Sunday, December 8, 2013

On Dreaming: Micro-Dreams

Crim replied to my earlier text that she wasn't doing much during the week with her family for thanksgiving, except on the day of. I read it, promising myself to reply in the morning; I was just too tired now.
 - Dream, night of November 24 to morning of November 25

Dreams don't have to be long, drawn out adventures. Sure, that's what most people seem to write about, but that's because it's easier to write about those. What I like to consider micro-dreams are sometimes mistaken for hallucinations.

There's no actual length limit in either direction for a dream. Because they exist entirely in the space between our ears, they can run at an accelerated pace, where weeks or more can seem pass inside the duration of the dream, or it can go the other way. You can have a short dream, one that felt only a few minutes have passed, and yet several hours or your entire sleep period have dissipated.

For me, micro-dreams tend to occur most often when I'm very tired but having trouble getting comfortable in bed. My eyes will be very heavy, and I'll be snatching short bursts of sleep in between tossing and turning: a few minutes to an hour here or there.

My micro-dreams are usually about someone sending me a text, or an email, or me interacting with my cell phone in some way. I sleep with it literally underneath my pillow at night and often pull it out if I'm having difficulty sleeping, so it is very easy to mistake these short fictions for truths, and they usually do feel considerably more realistic than my more drawn out dreams.

Recall is usually very near perfect, but I attribute this to the fact that there aren't many details to remember, no excessive storyline. Mico-dreams are usually very simple and to the point, like the one above.

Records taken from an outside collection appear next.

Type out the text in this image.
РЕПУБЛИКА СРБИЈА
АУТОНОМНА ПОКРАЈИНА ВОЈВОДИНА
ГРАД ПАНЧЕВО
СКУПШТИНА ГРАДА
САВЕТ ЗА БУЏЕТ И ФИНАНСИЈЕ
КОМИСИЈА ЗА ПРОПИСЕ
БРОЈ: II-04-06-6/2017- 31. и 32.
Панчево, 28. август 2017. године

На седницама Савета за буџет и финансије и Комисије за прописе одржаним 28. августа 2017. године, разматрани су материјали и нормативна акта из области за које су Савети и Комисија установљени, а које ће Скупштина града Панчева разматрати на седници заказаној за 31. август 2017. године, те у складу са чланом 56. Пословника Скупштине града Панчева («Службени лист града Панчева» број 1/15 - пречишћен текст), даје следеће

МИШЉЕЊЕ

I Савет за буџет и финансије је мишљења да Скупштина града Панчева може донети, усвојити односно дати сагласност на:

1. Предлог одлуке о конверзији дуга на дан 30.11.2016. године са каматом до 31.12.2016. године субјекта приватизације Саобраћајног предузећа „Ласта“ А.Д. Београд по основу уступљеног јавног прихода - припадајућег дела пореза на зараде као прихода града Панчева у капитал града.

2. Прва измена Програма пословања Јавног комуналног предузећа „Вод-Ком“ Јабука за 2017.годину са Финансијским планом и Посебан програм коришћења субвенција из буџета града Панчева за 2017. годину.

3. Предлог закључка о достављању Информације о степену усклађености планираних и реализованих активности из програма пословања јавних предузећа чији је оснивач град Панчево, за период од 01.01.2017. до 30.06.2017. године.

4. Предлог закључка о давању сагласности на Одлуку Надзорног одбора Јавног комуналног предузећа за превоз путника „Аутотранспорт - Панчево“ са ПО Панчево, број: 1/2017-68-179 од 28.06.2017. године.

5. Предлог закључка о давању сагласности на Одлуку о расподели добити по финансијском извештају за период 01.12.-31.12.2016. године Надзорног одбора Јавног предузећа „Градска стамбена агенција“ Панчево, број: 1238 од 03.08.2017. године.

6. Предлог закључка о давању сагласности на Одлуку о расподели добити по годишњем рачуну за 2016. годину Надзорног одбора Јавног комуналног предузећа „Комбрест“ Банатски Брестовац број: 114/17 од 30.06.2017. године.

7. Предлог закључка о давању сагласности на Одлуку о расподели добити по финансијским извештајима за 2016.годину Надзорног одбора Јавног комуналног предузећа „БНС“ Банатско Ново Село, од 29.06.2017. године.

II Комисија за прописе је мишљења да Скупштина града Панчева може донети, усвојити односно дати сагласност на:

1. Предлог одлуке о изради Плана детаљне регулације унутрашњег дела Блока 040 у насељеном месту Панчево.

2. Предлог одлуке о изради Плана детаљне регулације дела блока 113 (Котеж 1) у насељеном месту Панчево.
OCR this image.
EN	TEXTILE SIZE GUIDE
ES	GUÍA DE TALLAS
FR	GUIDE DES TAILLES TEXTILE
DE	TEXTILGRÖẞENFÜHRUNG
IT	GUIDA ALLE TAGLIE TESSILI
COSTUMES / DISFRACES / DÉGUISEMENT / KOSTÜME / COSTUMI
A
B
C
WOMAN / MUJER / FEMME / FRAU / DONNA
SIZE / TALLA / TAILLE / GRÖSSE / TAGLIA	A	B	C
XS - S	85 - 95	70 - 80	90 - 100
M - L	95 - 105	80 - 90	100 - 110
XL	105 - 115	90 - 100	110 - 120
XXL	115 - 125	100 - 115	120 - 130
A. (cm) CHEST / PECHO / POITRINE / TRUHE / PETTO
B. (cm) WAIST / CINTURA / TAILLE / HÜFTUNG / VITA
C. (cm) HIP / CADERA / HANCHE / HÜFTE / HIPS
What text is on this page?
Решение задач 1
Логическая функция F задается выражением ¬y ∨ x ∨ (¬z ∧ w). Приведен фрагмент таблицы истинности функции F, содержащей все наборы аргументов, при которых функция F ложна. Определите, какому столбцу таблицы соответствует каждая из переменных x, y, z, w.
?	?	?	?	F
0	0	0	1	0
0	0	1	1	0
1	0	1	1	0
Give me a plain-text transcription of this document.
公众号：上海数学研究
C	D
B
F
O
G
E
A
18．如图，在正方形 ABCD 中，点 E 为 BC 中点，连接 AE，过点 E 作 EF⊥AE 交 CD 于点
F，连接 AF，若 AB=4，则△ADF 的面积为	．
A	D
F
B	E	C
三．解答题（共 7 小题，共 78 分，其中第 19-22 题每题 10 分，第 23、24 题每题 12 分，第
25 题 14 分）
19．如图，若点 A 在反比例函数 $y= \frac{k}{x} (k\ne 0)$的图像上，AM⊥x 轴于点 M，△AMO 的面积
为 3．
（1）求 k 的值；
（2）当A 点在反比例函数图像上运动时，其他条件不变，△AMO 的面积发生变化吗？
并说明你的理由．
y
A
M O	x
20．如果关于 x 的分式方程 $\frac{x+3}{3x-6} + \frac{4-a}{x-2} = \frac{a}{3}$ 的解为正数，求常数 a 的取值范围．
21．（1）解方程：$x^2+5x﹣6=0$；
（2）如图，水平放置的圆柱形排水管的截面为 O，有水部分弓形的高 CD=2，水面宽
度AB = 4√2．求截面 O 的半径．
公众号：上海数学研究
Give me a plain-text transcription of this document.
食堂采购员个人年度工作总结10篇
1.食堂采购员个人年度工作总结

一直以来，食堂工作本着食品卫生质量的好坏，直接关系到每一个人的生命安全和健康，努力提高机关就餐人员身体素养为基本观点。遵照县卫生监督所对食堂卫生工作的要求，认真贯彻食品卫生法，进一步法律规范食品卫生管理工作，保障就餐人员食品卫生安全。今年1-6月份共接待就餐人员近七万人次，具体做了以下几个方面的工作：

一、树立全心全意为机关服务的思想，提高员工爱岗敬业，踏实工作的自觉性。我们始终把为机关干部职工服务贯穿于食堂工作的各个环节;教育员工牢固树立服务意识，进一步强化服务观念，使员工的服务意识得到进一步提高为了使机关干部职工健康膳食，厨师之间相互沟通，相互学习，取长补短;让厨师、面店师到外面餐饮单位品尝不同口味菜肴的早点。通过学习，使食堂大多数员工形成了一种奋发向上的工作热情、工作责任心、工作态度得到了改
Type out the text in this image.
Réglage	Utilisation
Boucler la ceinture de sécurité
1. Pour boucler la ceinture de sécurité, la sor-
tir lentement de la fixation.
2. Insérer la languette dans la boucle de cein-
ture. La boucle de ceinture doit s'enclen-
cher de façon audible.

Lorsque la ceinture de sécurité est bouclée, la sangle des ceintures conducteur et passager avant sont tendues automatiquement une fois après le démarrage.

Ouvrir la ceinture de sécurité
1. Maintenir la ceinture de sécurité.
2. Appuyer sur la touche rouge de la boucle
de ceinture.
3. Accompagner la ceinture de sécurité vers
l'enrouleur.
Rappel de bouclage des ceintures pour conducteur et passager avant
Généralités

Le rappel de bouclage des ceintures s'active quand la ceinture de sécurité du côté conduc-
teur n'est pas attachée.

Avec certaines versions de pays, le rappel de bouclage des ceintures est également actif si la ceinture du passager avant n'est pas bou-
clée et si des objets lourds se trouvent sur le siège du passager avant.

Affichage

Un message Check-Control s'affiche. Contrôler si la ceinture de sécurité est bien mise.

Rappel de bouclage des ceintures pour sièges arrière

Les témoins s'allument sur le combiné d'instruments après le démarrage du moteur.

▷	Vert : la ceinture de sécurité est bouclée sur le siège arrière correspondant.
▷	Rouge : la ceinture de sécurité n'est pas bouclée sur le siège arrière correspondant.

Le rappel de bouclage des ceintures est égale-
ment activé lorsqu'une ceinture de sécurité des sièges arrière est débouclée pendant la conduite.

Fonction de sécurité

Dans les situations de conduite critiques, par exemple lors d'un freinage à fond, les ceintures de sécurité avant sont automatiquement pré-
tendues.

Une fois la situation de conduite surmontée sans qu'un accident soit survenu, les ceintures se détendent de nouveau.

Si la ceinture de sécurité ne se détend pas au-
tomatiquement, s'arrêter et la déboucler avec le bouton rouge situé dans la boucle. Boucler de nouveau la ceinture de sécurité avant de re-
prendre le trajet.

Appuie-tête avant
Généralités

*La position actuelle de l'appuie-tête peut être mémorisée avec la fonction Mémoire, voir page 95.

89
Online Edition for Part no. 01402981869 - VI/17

Since vividity is so incredibly high, it's very difficult to discover that I am indeed dreaming while the dream is still going on. It is only when I wake that I start to notice small details that would have given it away if the dream had been longer. For example, for Crim's text messages, even though she's in my address book, it still shows her phone number (which is unusual for many smartphones); during the dream, where her number should have been, was "@@". The unlikelihood of that symbol appearing in that setting, especially doubled up, is significant, but because the dream only lasted a few minutes at best, I didn't have the opportunity to remark on it.

As a child, and into my early teens, I often had somewhat longer "mini"-dreams that were comprised of me turning off my alarm clock in the morning, getting up, and starting my morning routine. I'd usually make it to the stairs before I found myself jolted awake by none other than the sound of my alarm clock going off. These dreams were particularly and disturbingly precise such that the clothing options in my drawers were identical, and my choices were identical. It wasn't until I started studying dreaming in high school that these started to become less frequent and eventually go away altogether.

Note that while micro-dreams can be confusing, disturbing, and disorienting, they are very different from hallucinations, which occur exclusively while awake. I recognize that it can be very difficult to confuse the two, especially if you haven't experienced both, independently and firsthand.